OW: When I think about who are the people I most admire, it’s the voiceless women like my mother and grandmother who every day just endured. They did the best they could at menial jobs and being forced to literally be subservient. The idea of speaking up for yourself was not a part of their countenance or imagination. And yet they did what they needed to do to take care of their children, to build homes, and still found a way to love. Those are the people who are every day doing the best they can. And you know how tiring that is? To have to keep going when you don’t even know what the outcome will be. I’m inspired by that. I think if they did so much with so little, then oof…

We’re now seeing the likes of student Emma Gonzalez, who was caught up in the Parkland school shooting in Florida, talking about the need for gun control. What does it mean to you to see young women like that telling their own stories?
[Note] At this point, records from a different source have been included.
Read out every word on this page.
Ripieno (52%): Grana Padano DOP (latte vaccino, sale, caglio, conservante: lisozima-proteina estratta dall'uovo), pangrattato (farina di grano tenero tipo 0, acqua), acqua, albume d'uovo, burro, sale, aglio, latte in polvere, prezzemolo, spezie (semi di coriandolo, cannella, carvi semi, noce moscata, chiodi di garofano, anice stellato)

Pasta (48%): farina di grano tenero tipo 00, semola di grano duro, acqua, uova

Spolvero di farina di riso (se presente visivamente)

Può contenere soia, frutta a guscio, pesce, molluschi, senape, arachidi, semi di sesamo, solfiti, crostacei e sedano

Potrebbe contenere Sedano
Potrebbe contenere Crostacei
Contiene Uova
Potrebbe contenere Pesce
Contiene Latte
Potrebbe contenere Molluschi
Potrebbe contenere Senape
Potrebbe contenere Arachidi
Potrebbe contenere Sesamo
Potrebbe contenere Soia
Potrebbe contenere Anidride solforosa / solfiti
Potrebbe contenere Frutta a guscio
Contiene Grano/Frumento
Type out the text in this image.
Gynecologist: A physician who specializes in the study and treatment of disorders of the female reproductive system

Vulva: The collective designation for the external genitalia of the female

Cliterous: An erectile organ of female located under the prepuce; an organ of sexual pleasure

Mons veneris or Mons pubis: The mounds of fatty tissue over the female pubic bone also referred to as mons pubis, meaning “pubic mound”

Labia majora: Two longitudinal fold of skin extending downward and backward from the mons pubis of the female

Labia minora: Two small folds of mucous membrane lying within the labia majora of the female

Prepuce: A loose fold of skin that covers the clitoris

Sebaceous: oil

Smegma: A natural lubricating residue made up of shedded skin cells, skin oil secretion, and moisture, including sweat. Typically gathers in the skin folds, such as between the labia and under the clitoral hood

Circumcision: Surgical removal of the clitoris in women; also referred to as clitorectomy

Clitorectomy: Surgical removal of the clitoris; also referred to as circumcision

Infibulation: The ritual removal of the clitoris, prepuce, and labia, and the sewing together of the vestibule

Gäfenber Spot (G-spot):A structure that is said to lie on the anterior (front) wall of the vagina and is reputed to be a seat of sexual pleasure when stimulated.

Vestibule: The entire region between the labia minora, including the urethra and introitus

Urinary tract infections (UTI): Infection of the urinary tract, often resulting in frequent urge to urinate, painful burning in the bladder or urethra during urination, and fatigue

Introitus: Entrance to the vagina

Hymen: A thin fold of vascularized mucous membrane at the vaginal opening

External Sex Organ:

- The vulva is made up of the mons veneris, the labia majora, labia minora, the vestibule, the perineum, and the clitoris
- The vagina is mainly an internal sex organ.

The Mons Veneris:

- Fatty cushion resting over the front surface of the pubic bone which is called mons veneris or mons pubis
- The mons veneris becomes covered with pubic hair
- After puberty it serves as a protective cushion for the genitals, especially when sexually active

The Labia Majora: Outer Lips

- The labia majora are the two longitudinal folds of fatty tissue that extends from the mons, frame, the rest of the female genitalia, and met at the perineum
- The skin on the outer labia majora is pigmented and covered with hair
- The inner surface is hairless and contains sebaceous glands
RW: Oh my God, she’s amazing. It’s so powerful seeing these young people stand up and say, “The grown-ups have disappointed us, we’re going to do it for ourselves.” They’re putting themselves out there and forward and speaking up. But I want to say they’re standing in a path cut by people who put everything on the line. Harriet Tubman [an American abolitionist who led many enslaved people to freedom in the 19th century] risked everything to save people she didn’t know, to know there was a better life. The Freedom Riders [civil rights activists who rode buses to protest racial segregation] in the Sixties, who didn’t know if they were going to die….

OW: But they knew they’d had enough. And some of them did die.

RW: It’s incredible they have such rich history to know that their voices matter and people care.

MK: I was in college when [the mass shooting at] Columbine happened and you get so exhausted by Columbine and Sandy Hook. The Parkland students haven’t even lived through some of that yet; they’re saying they’re fed up and sick of partisan fighting. They have to speak their truth and it’s very freeing, they don’t have anything to lose here. They’re braver than adults.

As women who do have voices, what is our duty to ensure everyone’s stories are told?

RW: I know my responsibility. I’ve done a lot for myself and I’m here now to do more for raising women’s voices, telling their stories, hiring more women, helping them build businesses through the things I’ve learned. Make it, give it all away! And encourage women to take that next step, invest or grow.

OW: You start where you are, use what you have to, do what you can. Years ago on The Oprah Winfrey Show, I was inspired by a young girl who had collected thousands of pennies at her school and raised all this money. I thought, ‘I wonder what I could do?’ I started collecting small change and literally went around the country and asked everyone to save their small change for six months and we raised millions of dollars from people. Everybody thinks, ‘I’ve got to do this big grand thing’ but that’s really not true. Everyone has the opportunity from where you are today to live your purpose. You just start where you are, do what you can, use what you have.

A Wrinkle In Time is in cinemas nationwide from Friday 23 March.